Grumpy's right, in that you're mixing voltage and current. Think of a road going up a hill. If you pour water into the road at the top of the hill (the 8VDC jack), current flows down the whole hill. If you pour water into the road at a lower point (the 5VDC pin), then the upper hill stays dry and the rest of the hill below your bucket will have current flowing. Whether it's your water or the city's water is besides the point.

ok. I wasn't mixing up current and voltag,e I guess I was mixing up conventional current and.. normal? current.

So if I have a voltmeter and I check it across two pins, say pin A and B, black on pin B and red on pin A and the voltmeter reads 5V, does that mean I connect B to arduino's gnd and A to arduino's +5?

I guess I was mixing up conventional current and.. normal? current.

Conventional current flows from positive to negative. Electron flow goes from negative to positive. But it is all still a flow, voltage is a force like pressure, current is a flow like water.

and the voltmeter reads 5V

Assuming the +ve lead of the voltmeter is on A and the negative on B then yes.

Yeah ok that's what I meant by red/black. Thanks, I just need to learn to completely ignore electron flow.

ok question.

I don't have a multimeter but I know that this thing won't pump out more than 5 v (so it's safe for my device)

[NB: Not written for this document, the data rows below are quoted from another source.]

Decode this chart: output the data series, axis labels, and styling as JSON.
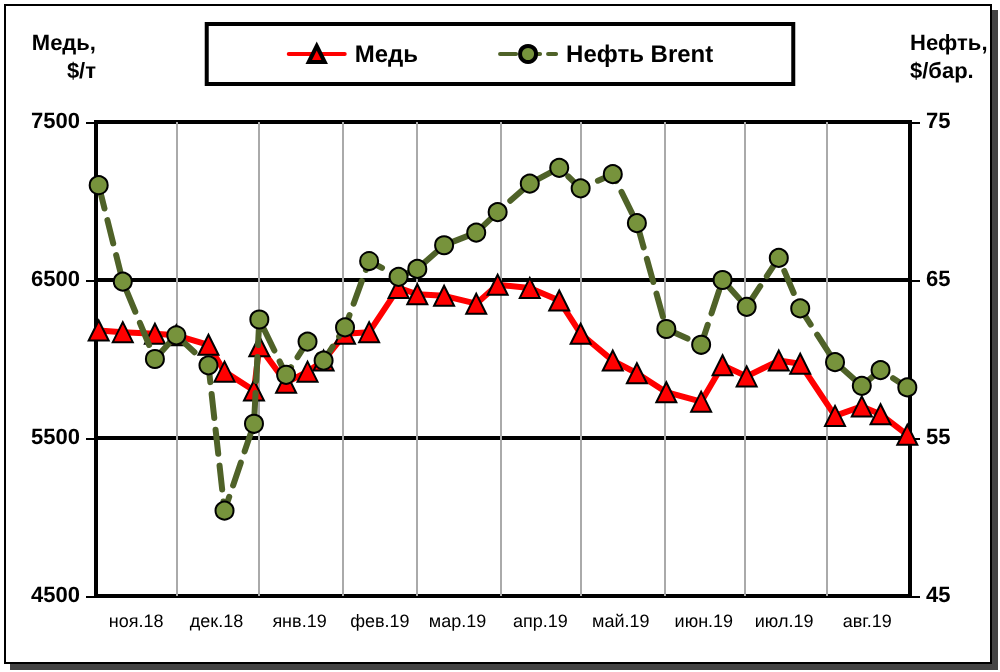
{
  "chart_data": {
    "type": "line",
    "x": [
      "2018-11-02",
      "2018-11-11",
      "2018-11-23",
      "2018-12-01",
      "2018-12-13",
      "2018-12-19",
      "2018-12-30",
      "2019-01-01",
      "2019-01-11",
      "2019-01-19",
      "2019-01-25",
      "2019-02-02",
      "2019-02-11",
      "2019-02-22",
      "2019-03-01",
      "2019-03-11",
      "2019-03-23",
      "2019-03-31",
      "2019-04-12",
      "2019-04-23",
      "2019-05-01",
      "2019-05-13",
      "2019-05-22",
      "2019-06-02",
      "2019-06-15",
      "2019-06-23",
      "2019-07-02",
      "2019-07-14",
      "2019-07-22",
      "2019-08-04",
      "2019-08-14",
      "2019-08-21",
      "2019-08-31"
    ],
    "series": [
      {
        "name": "Медь",
        "color": "#ff0000",
        "marker": "triangle",
        "line_style": "solid",
        "values": [
          6180,
          6170,
          6160,
          6150,
          6090,
          5920,
          5800,
          6080,
          5850,
          5920,
          5990,
          6160,
          6170,
          6450,
          6410,
          6400,
          6350,
          6470,
          6450,
          6370,
          6160,
          5990,
          5910,
          5790,
          5730,
          5960,
          5890,
          5990,
          5970,
          5640,
          5700,
          5650,
          5520
        ]
      },
      {
        "name": "Нефть Brent",
        "color": "#77933c",
        "marker": "circle",
        "line_style": "dashed",
        "axis": "y2",
        "values": [
          71.0,
          64.9,
          60.0,
          61.5,
          59.6,
          50.4,
          55.9,
          62.5,
          59.0,
          61.1,
          59.9,
          62.0,
          66.2,
          65.2,
          65.7,
          67.2,
          68.0,
          69.3,
          71.1,
          72.1,
          70.8,
          71.7,
          68.6,
          61.9,
          60.9,
          65.0,
          63.3,
          66.4,
          63.2,
          59.8,
          58.3,
          59.3,
          58.2
        ]
      }
    ],
    "ylabel": "Медь,\n$/т",
    "y2label": "Нефть,\n$/бар.",
    "xlim": [
      "2018-11-01",
      "2019-09-01"
    ],
    "xticks": [
      {
        "value": "2018-11-16",
        "label": "ноя.18"
      },
      {
        "value": "2018-12-01",
        "label": null
      },
      {
        "value": "2018-12-16",
        "label": "дек.18"
      },
      {
        "value": "2019-01-01",
        "label": null
      },
      {
        "value": "2019-01-16",
        "label": "янв.19"
      },
      {
        "value": "2019-02-01",
        "label": null
      },
      {
        "value": "2019-02-15",
        "label": "фев.19"
      },
      {
        "value": "2019-03-01",
        "label": null
      },
      {
        "value": "2019-03-16",
        "label": "мар.19"
      },
      {
        "value": "2019-04-01",
        "label": null
      },
      {
        "value": "2019-04-16",
        "label": "апр.19"
      },
      {
        "value": "2019-05-01",
        "label": null
      },
      {
        "value": "2019-05-16",
        "label": "май.19"
      },
      {
        "value": "2019-06-01",
        "label": null
      },
      {
        "value": "2019-06-16",
        "label": "июн.19"
      },
      {
        "value": "2019-07-01",
        "label": null
      },
      {
        "value": "2019-07-16",
        "label": "июл.19"
      },
      {
        "value": "2019-08-01",
        "label": null
      },
      {
        "value": "2019-08-16",
        "label": "авг.19"
      }
    ],
    "ylim": [
      4500,
      7500
    ],
    "yticks": [
      4500,
      5500,
      6500,
      7500
    ],
    "y2lim": [
      45,
      75
    ],
    "y2ticks": [
      45,
      55,
      65,
      75
    ],
    "grid": true,
    "legend": "top"
  }
}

I connected analog pin 5 to a pulldown 10k, then a wire to touch around. here's what I'm running.

#define IN_PIN  5
int val;
void setup() {
  Serial.begin(9600); 
}

void loop() {
  val = analogRead(IN_PIN);    // read the value from the sensor
  Serial.println(val);
  delay(200);
}

it sits at 0, and I start touching it to terminals on the controller I want to interface to. One side of the button I get a reading of ~550 which I presume is 2.5V since 5V is 1023. Other side I get 0. Does that mean if I were to connect 2.5V to the ground side of the switch it's as if I pressed the button, or do I need to take other things into consideration?

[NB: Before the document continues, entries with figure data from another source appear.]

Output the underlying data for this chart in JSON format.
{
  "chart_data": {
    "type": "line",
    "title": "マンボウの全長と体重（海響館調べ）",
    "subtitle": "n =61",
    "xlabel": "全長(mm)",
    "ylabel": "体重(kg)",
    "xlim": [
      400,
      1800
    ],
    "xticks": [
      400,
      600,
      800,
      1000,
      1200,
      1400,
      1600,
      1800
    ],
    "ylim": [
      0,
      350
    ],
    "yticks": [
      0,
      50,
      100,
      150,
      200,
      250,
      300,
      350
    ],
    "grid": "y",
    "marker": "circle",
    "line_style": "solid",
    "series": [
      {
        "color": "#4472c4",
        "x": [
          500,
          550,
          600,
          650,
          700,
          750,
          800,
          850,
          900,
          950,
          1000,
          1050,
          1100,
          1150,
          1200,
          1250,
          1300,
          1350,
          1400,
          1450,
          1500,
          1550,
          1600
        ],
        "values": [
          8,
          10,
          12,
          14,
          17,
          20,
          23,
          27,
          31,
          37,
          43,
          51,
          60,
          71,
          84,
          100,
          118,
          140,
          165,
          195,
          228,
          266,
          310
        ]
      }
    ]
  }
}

also, with a 5v source how can I bring it down to about 2.5 volts to set off this button. I am guessing I would need ot know the resistance of whatever this terminal connects to and put in an appropriate (i.e. matching) resistor so half the voltage drop is on this resister. is this correct?

Thanks

oh I guess I would use a voltage divider. It's been a while since I took a circuits class...

does this look right?

if I have 5in and want 2 out I need 2 resisters in series, 5 v to ground. then between the two I'll solder a wire for Vout, which should match the voltage drop for each resistor. I also think I want a higher resistance resistor for both to lower power consumption.